Commonwealth Bank credit cards are extremely popular in Australia for everyday purchases and big ticket items alikers. A number of the card’s functions can be customised, depending on your needs and desires. If you wish to increase your Commonwealth credit card limit using the CommBank, you can usually do so on the app or via NetBank.
In the CommBank app, tap on the ‘Cards’ icon and choose your credit card. Then, click on ‘Credit Limit’ and select the ‘Increasing your limit’ option. If you don’t have the CommBank app, you can also increase your Commonwealth Bank credit card limit through NetBank. Simply log on and go to Settings, then click on ‘Product Requests’ and then choose ‘Credit Card Limit Changes’.
Once the bank has received your application, they will review your account and payment history. Based on this assessment, your application will either be approved or denied. If approved, your new limit will be applied to your card instantly.
While increasing your credit card limit may be an easy process, it’s important to remember that you should only request limits that you can manage. A high limit increases the risk of having a larger debt, even with cards that provide generous rewards programs or low-interest rate options. So, it’s important to think carefully and seek advice from people you trust before increasing your Commonwealth Bank credit card limit.
How can I increase my credit card limit on my American Express card?
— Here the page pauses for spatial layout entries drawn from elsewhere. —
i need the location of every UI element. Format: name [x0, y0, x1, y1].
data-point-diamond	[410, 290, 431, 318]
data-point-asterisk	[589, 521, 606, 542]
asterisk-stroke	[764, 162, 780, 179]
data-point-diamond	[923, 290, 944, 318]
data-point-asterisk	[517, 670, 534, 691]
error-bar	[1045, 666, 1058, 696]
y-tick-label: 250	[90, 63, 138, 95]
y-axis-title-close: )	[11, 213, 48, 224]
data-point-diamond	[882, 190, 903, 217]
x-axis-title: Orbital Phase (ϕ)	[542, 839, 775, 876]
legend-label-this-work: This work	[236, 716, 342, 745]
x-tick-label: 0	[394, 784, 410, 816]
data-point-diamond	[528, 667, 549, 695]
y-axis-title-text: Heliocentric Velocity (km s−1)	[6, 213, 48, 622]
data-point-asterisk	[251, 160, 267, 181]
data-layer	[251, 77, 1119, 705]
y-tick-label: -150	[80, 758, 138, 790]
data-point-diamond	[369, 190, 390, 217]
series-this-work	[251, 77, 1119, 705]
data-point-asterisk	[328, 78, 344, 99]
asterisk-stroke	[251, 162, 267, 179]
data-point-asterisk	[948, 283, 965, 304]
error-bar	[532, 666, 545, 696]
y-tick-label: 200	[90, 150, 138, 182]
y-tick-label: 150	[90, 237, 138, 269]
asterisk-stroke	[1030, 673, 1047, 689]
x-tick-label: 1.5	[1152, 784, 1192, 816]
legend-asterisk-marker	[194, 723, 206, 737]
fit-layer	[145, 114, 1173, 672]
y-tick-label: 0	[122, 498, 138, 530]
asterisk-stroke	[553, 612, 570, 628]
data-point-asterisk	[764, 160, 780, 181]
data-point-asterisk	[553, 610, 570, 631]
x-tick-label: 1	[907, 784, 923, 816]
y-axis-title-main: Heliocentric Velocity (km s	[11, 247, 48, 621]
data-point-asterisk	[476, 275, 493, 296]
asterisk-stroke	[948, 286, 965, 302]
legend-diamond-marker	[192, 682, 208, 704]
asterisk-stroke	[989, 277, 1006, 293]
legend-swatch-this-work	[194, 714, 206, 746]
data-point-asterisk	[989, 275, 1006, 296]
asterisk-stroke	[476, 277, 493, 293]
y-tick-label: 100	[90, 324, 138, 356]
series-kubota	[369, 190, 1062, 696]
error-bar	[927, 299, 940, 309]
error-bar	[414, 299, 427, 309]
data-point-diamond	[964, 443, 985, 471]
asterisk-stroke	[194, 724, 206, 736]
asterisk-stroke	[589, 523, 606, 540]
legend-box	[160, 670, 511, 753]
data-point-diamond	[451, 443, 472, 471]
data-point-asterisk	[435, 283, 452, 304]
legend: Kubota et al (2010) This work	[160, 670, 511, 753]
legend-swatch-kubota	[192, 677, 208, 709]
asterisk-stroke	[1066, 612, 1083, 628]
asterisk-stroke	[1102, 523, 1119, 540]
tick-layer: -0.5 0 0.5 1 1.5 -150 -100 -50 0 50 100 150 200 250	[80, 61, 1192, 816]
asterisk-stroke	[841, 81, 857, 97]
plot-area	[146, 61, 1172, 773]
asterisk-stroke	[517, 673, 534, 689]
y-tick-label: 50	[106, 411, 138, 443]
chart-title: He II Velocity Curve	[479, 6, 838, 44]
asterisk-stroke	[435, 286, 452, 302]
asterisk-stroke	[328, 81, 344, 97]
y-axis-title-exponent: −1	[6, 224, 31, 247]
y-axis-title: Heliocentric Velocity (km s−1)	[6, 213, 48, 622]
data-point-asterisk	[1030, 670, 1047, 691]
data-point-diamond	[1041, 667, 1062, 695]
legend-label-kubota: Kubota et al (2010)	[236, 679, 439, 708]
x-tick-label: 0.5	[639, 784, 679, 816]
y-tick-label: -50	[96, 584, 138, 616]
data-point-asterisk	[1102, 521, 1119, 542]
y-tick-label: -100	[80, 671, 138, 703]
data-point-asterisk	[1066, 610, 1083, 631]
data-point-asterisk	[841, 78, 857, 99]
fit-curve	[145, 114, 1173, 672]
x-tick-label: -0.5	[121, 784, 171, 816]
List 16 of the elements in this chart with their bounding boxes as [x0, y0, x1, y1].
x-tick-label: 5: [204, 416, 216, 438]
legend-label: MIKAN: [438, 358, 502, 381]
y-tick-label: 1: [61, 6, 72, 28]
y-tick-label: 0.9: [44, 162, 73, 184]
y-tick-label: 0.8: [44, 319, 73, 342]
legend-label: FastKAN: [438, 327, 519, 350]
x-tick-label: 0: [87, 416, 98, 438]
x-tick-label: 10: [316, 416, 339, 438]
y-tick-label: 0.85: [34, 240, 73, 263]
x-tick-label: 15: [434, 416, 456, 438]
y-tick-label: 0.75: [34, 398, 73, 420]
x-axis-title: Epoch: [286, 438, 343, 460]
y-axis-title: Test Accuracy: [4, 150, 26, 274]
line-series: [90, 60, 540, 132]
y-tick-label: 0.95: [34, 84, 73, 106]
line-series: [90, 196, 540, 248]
If you want to increase the credit limit on your American Express (AMEX) credit card, you will need to apply through the AMEX Online Services, or by calling the number on the back of your card. You may need to share personal information that the bank can use to assess whether the requested limit is suitable for you and your current financial status. Once your application is approved, your new limit will be ready for use within an hour.
How does ANZ increase my credit card limit?
If you’re the primary cardholder on an ANZ credit card, you can increase your credit limit by logging into your credit card account and choosing the “Increase your credit limit” option. You can also submit an ANZ credit card limit increase application form by visiting any ANZ branch or by mail or fax. When completing the form, it's important to remember to specify how much you want the limit increased. You can estimate this by first calculating the amount of credit card debt you can afford to repay based on your income and expenses, and then declaring that in your application.
Irrespective of whether you’re completing your ANZ credit card limit increase application online or in print, you’ll need to provide updated employment information, income, and expenses, which the company will have to verify. You'll also need to authorise ANZ’s access to your credit history, as your current credit score and recent credit history tell the company about your financial responsibility, and whether or not you'll be able to repay the additional debt you’re applying for.
In some cases, ANZ may ask you for additional information, or the agent processing the application may reach out to you after your application is received. After verifying your credit score as well as your personal and financial information, however, ANZ may approve a credit card limit increase proportionate to your repaying ability, though it may not be the same as the increase you requested.
What is the CUA credit card increase limit process?
A credit limit is pre-assigned based on factors like your income, expenses, and debt by the card-issuing company. It varies from time to time based on credit utilisation and changes to your circumstances.
If your income has increased or your liabilities have reduced, you can request for an increase of your CUA credit card limit. You can lodge the request via online banking on the website, or by visiting the closest branch, or by downloading the application form and mailing it. While making the application, you may need to provide information about your income, employment status, desired limit, and the reason for the increase. The card-issuing company will assess your request before approval.
Before you apply for an increase to the credit limit, ensure your bills are paid in full and you aren’t asking for a very steep enhancement.